Comme ma question semblait l'avoir plongée dans ses pensées. Je décidai de ramener le sujet à moi pour éviter qu'elle ne se fasse encore plus de mal à ruminer quelque chose qu'elle ne pouvait pas changer. Si me crier dessus la soulageait, bah tant mieux.
– Sara est celle qu'il faut, Marysa, enchaînai-je avant d'aspirer bruyamment mon café, histoire d'avoir toute son attention.
De plus l'appeler Marysa me garantissait une réaction de sa part, car je savais qu'elle n'aimait pas ça. Pourtant, elle avait bien des ascendances dominicaines. Elle ne m'avait jamais dit pourquoi ça la dérangeait autant quand je l'appelais comme ça et moi, je n'avais jamais arrêté, car j'adorais tout ce qu'elle détestait.
– Tu rencontres une inconnue et tu lui confies ton destin, juste comme ça ? reprit-elle moins fort, mais avec la même expression scandalisée en levant les bras. Donc tu n'as pas écouté un seul mot de ce que je t'ai dit ? En plus, elle emménage déjà chez toi ? Mais c'est quoi ton problème Ricardo ?
– Elle et moi, on s'était déjà rencontrés, fis-je nonchalamment remarquer avant de roter. Techniquement, c'est pas tant que ça une inconnue.

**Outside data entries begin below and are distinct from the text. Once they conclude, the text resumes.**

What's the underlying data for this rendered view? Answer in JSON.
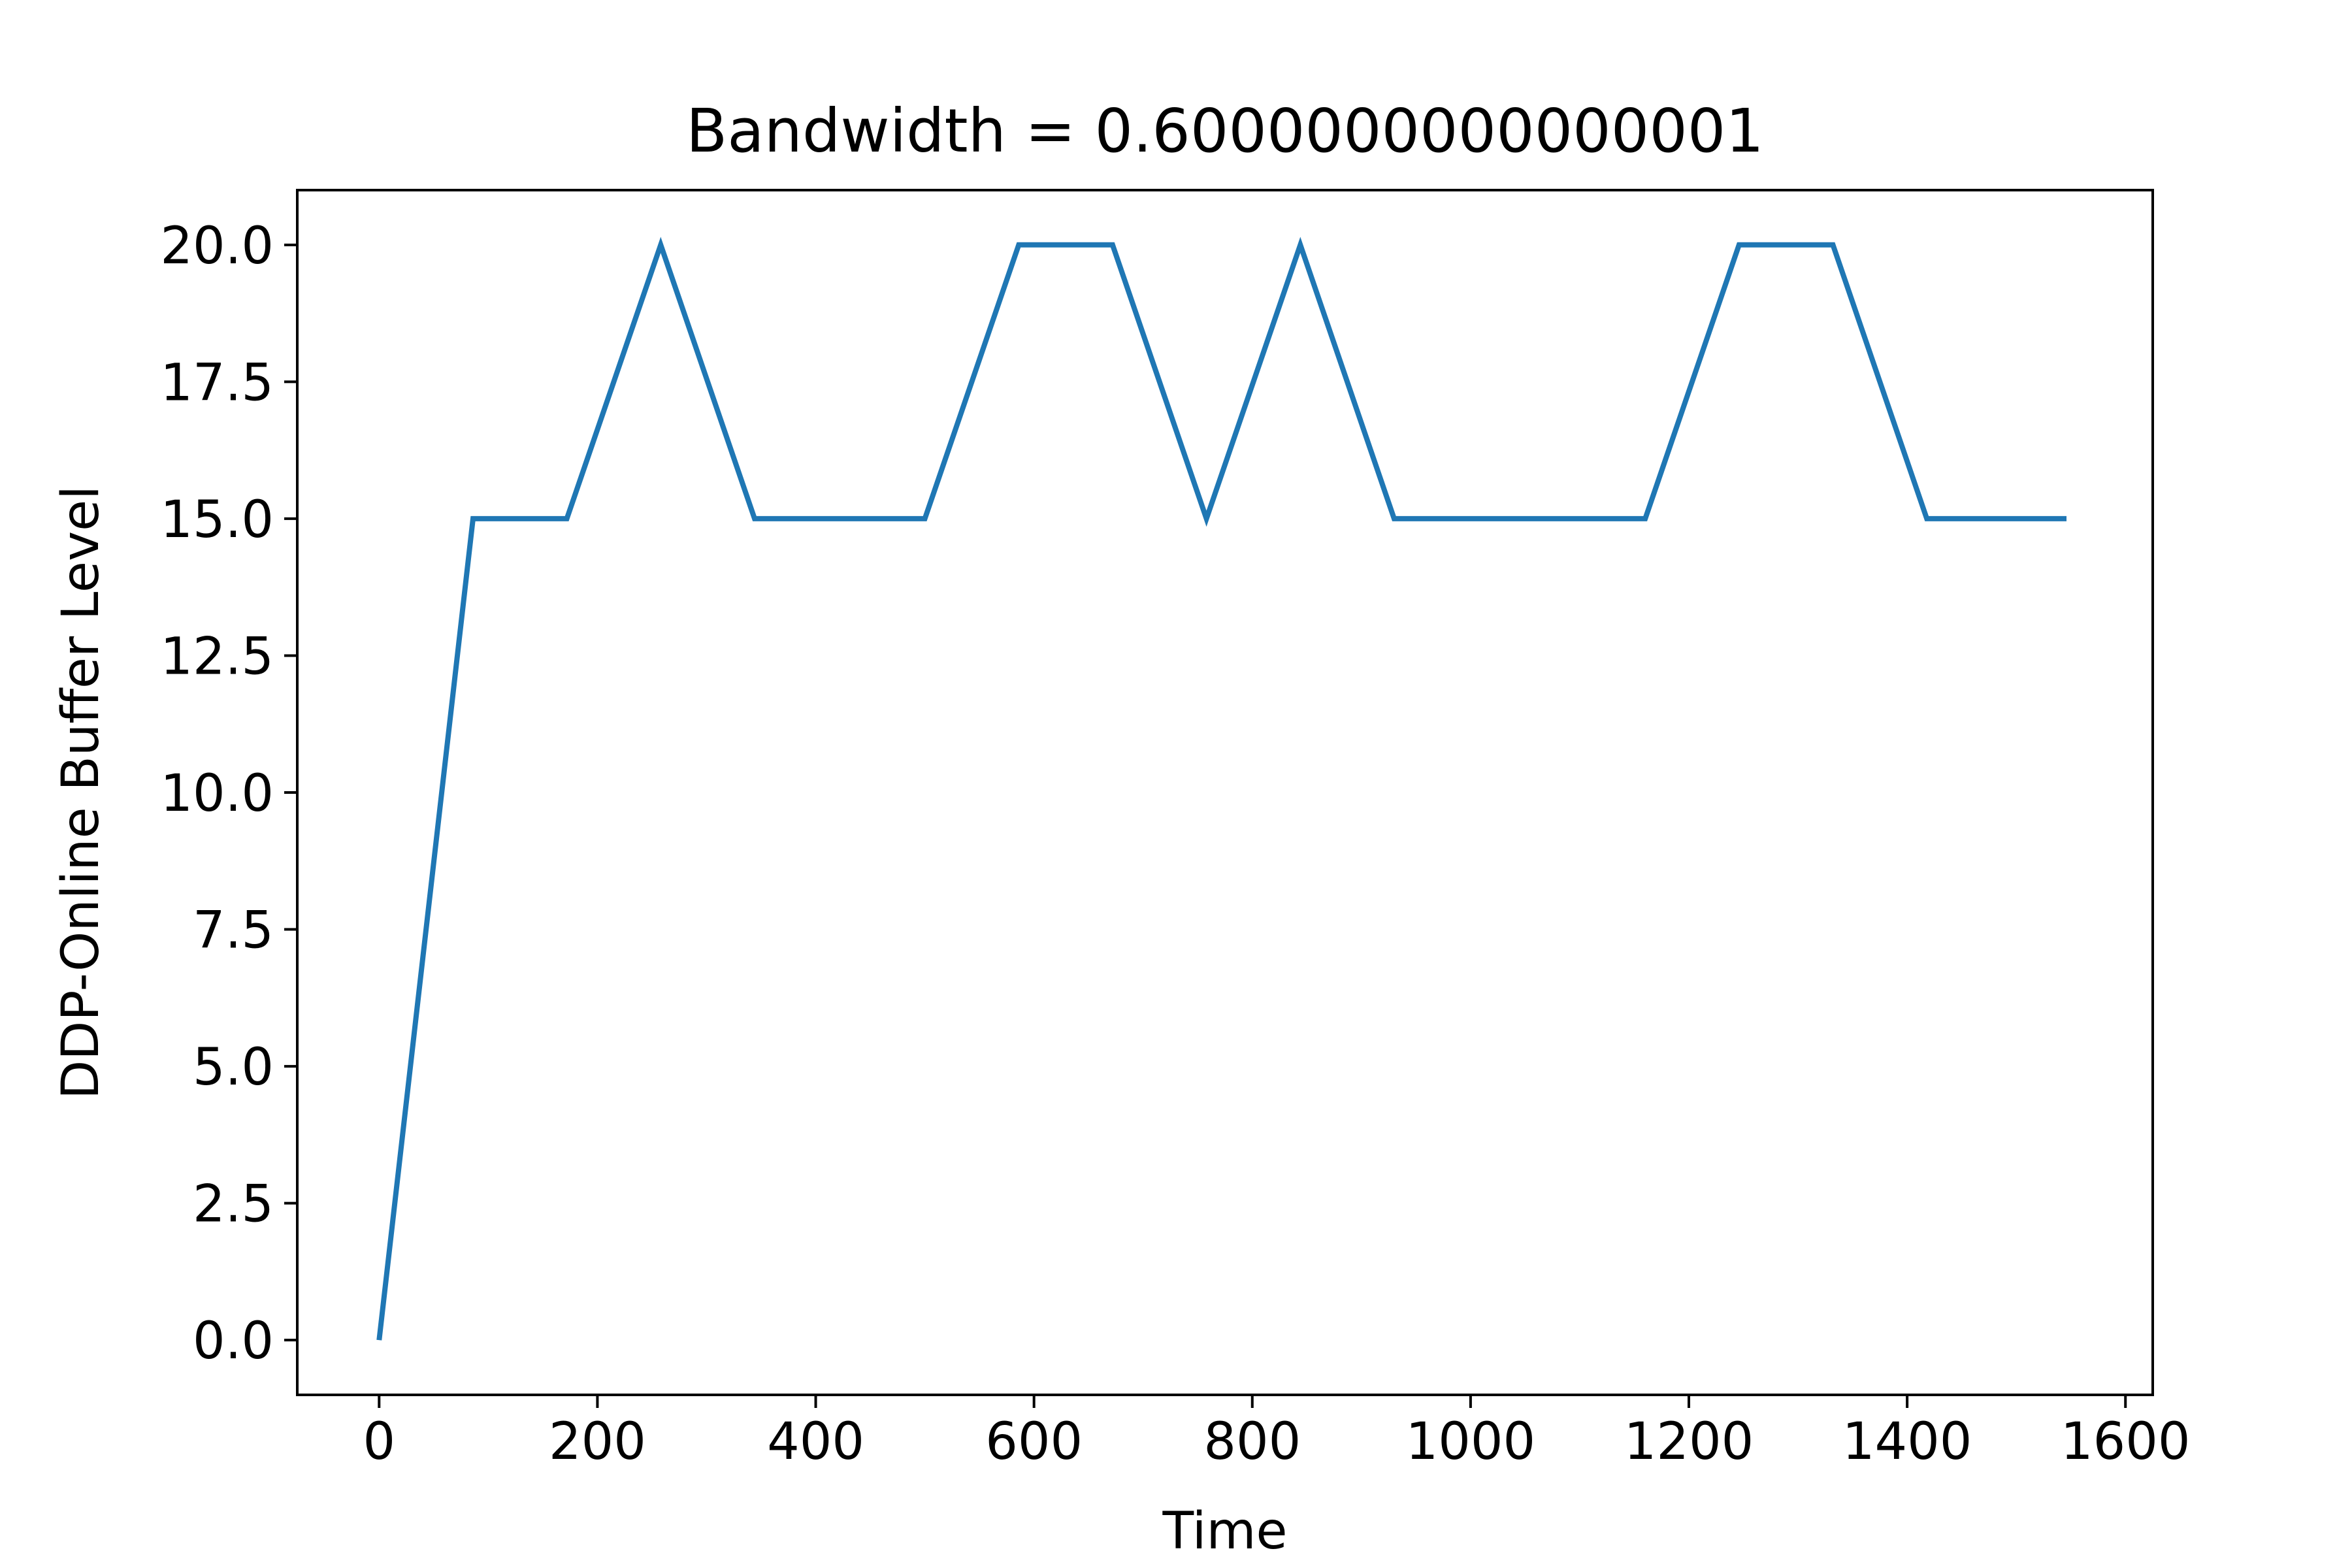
{
  "chart_data": {
    "type": "line",
    "title": "Bandwidth = 0.6000000000000001",
    "xlabel": "Time",
    "ylabel": "DDP-Online Buffer Level",
    "xlim": [
      -75,
      1625
    ],
    "ylim": [
      -1.0,
      21.0
    ],
    "xticks": [
      0,
      200,
      400,
      600,
      800,
      1000,
      1200,
      1400,
      1600
    ],
    "xtick_labels": [
      "0",
      "200",
      "400",
      "600",
      "800",
      "1000",
      "1200",
      "1400",
      "1600"
    ],
    "yticks": [
      0.0,
      2.5,
      5.0,
      7.5,
      10.0,
      12.5,
      15.0,
      17.5,
      20.0
    ],
    "ytick_labels": [
      "0.0",
      "2.5",
      "5.0",
      "7.5",
      "10.0",
      "12.5",
      "15.0",
      "17.5",
      "20.0"
    ],
    "grid": false,
    "legend": null,
    "series": [
      {
        "color": "#1f77b4",
        "x": [
          0,
          86,
          172,
          258,
          344,
          500,
          586,
          672,
          758,
          844,
          930,
          1160,
          1246,
          1332,
          1418,
          1546
        ],
        "y": [
          0,
          15,
          15,
          20,
          15,
          15,
          20,
          20,
          15,
          20,
          15,
          15,
          20,
          20,
          15,
          15
        ]
      }
    ]
  }
}
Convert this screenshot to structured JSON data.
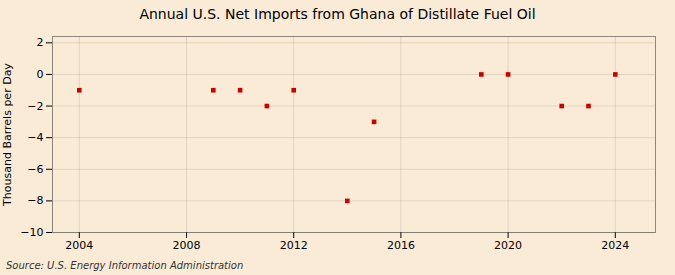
{
  "chart_data": {
    "type": "scatter",
    "title": "Annual U.S. Net Imports from Ghana of Distillate Fuel Oil",
    "ylabel": "Thousand Barrels per Day",
    "source": "Source: U.S. Energy Information Administration",
    "x": [
      2004,
      2009,
      2010,
      2011,
      2012,
      2014,
      2015,
      2019,
      2020,
      2022,
      2023,
      2024
    ],
    "values": [
      -1,
      -1,
      -1,
      -2,
      -1,
      -8,
      -3,
      0,
      0,
      -2,
      -2,
      0
    ],
    "color": "#cc0000",
    "marker": "square",
    "xlim": [
      2003,
      2025.5
    ],
    "ylim": [
      -10,
      2.4
    ],
    "xticks": [
      2004,
      2008,
      2012,
      2016,
      2020,
      2024
    ],
    "yticks": [
      -10,
      -8,
      -6,
      -4,
      -2,
      0,
      2
    ],
    "grid": true
  }
}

– Sois sérieux pour une fois ! s'excita la sœur de ma mère, que mon attitude désinvolte face à une situation qu'elle considérait comme catastrophique, semblait mettre hors d’elle.
– Mais je suis on ne peut plus sérieux, assurai-je en m'accoudant sur l'îlot en marbre noir. Je te l'ai dit, je ne veux pas de Daphney et Alexie risquait de compromettre ma santé mentale. En plus, tu l'auras ton mariage crédible. C'est ça l'important après tout, non ? N'est-ce pas comme ça dans les romans ? Qu'un beau gosse comme moi, riche et tout, tombe amoureux d'une fille toute banale ?
Je m'excusai intérieurement auprès de Sara, car elle était loin d'être banale. Je voulais juste que Maryse saisisse ce que je voulais dire.
– On n'est pas dans un roman ou dans une chanson, nom de Dieu !
Elle semblait sur le point de faire une crise, tellement elle était en colère contre moi. Je me redressai sur mon tabouret et repris plus sérieusement :
– Écoute, elle fera ce qu'il faut. Et s'il te plaît quand tu la verras, sois sympa pour qu'elle ne change pas d'avis. Il m'a fallu un temps fou pour la convaincre. Elle est sensée Marysa, je me présente comme la chance de sa vie. Tu penses qu'elle foutrait tout en l'air ?
– Tu ne la connais pas, Rick. L'idée, c'était d'arranger la situation. Toi, tu choisis de remettre ta vie entre les mains d'une inconnue. Tu sais ce qui arriverait si elle te trahit ?
– Ça n'arrivera pas !
Maryse et moi, nous tournâmes de concert vers la provenance de la voix à l'entrée de la cuisine et y découvrîmes Sara.
Génial ! Ma chère tante l'avait réveillée. Je me repassai rapidement notre conversation, pour voir si j'avais dit quelque chose qu'il ne fallait pas, au cas où Sara écouterait depuis le début et découvris avec bonheur que non !
Elle s'avançait pieds nus sur le carrelage sombre, avec un tee-shirt de taille XXL tagué « vive moi » et s'arrêta finalement au bout de l'îlot. Une autre adepte des fringues à slogan ? On allait vraiment s'entendre elle et moi.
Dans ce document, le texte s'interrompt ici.